Market (Focused x External)
Markets focus on numbers and quantitative validation for their work. Market cultures tend to be more common in sales-driven orgs and sales teams. Think of them as “wolf packs'' hunting prey. Markets are identified by traits such as competitiveness, goal-driven, focused, and individual accountability & productivity. However, markets tend to place a disproportionate emphasis on hard data metrics, and will sometimes resort to dark patterns in the blind pursuit of improved performance.

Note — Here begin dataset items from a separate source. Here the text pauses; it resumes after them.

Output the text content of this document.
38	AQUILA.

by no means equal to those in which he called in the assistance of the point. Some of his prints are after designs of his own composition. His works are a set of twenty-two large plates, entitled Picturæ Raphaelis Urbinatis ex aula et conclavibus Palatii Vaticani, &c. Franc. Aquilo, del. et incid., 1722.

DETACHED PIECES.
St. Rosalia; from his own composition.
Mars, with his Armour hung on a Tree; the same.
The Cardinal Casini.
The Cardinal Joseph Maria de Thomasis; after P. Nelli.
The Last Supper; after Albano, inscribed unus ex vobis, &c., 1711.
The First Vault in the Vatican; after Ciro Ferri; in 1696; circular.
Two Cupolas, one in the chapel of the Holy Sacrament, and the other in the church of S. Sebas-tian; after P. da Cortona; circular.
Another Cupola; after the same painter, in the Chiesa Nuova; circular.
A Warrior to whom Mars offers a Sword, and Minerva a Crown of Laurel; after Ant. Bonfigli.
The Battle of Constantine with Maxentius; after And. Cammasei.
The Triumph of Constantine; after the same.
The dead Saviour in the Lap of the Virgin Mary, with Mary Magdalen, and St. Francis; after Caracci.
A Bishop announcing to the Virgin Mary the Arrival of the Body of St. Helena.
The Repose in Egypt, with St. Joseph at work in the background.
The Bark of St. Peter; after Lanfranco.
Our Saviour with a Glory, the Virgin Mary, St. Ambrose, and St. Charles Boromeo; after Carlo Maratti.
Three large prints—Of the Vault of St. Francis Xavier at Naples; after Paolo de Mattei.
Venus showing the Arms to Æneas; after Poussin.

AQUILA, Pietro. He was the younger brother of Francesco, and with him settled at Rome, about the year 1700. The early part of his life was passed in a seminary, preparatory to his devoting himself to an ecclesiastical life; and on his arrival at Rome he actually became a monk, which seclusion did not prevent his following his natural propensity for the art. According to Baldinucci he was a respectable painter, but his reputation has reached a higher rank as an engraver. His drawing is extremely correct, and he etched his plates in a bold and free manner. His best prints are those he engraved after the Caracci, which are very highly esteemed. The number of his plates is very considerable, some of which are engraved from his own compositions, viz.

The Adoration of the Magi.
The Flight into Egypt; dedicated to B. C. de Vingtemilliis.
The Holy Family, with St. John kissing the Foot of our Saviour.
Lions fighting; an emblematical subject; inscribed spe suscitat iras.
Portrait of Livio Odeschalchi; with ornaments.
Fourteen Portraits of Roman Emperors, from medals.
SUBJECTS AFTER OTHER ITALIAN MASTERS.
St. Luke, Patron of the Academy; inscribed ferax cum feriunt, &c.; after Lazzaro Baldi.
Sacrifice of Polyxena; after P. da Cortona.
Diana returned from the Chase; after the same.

It’s up to designers to understand how changes impact the end user, and advocate on their behalf. To influence market cultures, back up your decisions with as much quantitative data as possible. You’ll have to learn to “speak their language.” Try to connect the qualitative data with the quantitative data. Metrics only tells one side of the story. Use anomalies in the data to initiate research initiatives to understand the “why” behind the “what.” For example, if you observe a low 90-day retention rate with your customers, you can use qualitative research methods to figure out why they’re churning. By showing how qualitative and quantitative data can work together, you’ll be able to influence the org towards making better decisions for the customer.

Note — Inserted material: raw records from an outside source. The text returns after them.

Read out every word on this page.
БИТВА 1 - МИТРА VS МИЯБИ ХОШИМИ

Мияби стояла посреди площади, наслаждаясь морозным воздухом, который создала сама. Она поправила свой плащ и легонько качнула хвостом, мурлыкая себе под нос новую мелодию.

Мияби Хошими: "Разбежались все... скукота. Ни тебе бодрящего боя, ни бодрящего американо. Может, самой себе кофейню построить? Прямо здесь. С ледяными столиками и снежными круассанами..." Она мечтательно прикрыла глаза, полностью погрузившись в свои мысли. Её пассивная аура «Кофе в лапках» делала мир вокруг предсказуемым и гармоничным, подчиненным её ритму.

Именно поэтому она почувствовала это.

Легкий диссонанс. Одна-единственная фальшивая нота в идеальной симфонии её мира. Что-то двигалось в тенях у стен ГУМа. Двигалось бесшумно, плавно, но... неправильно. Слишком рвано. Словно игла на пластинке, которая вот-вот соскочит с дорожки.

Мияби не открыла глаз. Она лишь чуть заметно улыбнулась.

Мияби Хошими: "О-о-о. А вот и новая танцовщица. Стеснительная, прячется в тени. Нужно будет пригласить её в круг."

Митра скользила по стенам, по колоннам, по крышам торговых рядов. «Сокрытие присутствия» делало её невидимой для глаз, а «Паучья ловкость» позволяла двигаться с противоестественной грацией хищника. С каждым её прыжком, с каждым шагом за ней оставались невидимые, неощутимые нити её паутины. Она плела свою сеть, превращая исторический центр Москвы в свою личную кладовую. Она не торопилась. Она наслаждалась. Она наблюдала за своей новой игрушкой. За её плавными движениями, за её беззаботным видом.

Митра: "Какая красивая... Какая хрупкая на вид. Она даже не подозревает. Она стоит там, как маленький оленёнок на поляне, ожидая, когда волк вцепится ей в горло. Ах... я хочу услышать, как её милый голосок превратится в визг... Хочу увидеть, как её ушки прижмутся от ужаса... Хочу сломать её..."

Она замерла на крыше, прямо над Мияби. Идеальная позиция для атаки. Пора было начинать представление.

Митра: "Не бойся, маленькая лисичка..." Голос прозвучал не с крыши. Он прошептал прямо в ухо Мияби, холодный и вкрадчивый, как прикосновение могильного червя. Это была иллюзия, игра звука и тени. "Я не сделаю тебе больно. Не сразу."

Hierarchy (Focused x Internal)
Hierarchies focus on top-down leadership and tend to be more common in mature enterprises. Think of hierarchies as beehives where the queen bee holds all control. Hierarchies are identified by traits such as logical, stable, efficient, comfortable, and respectful. However, hierarchies tend to have a lot of “red tape,” “chains of command,” and the dreaded “executive swoop and poop” which negatively impacts innovation and progress. When dealing with a hierarchy culture, your priorities will feel like they’re constantly changing based on whatever mood an executive is in that day. You might also discover that a single word from an executive could throw months of work out the window.
Hierarchies are the most political; you essentially need an executive sponsor to get meaningful work done. An executive sponsor is a senior leader within the org that’s willing to defend your process, work, and vision. The challenge is having the autonomy to be creative without defaulting to whatever the HPPO (highest paid person with an opinion) says. The best approach is to create higher fidelity deliverables that paint a vision an executive sponsor can get behind. Spare them the process and details, and talk about the potential impact of your work if it succeeds. Try to position yourself as their strategic partner. You’ll need strong salesmanship and the ability to project confidence in your technical skills to be successful.
Depending on your personality, seniority, and goals, certain cultures may be better or worse for your career development. Regardless, there will usually be multiple intersecting cultures within any org. Therefore it’s worth investing the time to understand how to thrive in each of these cultures.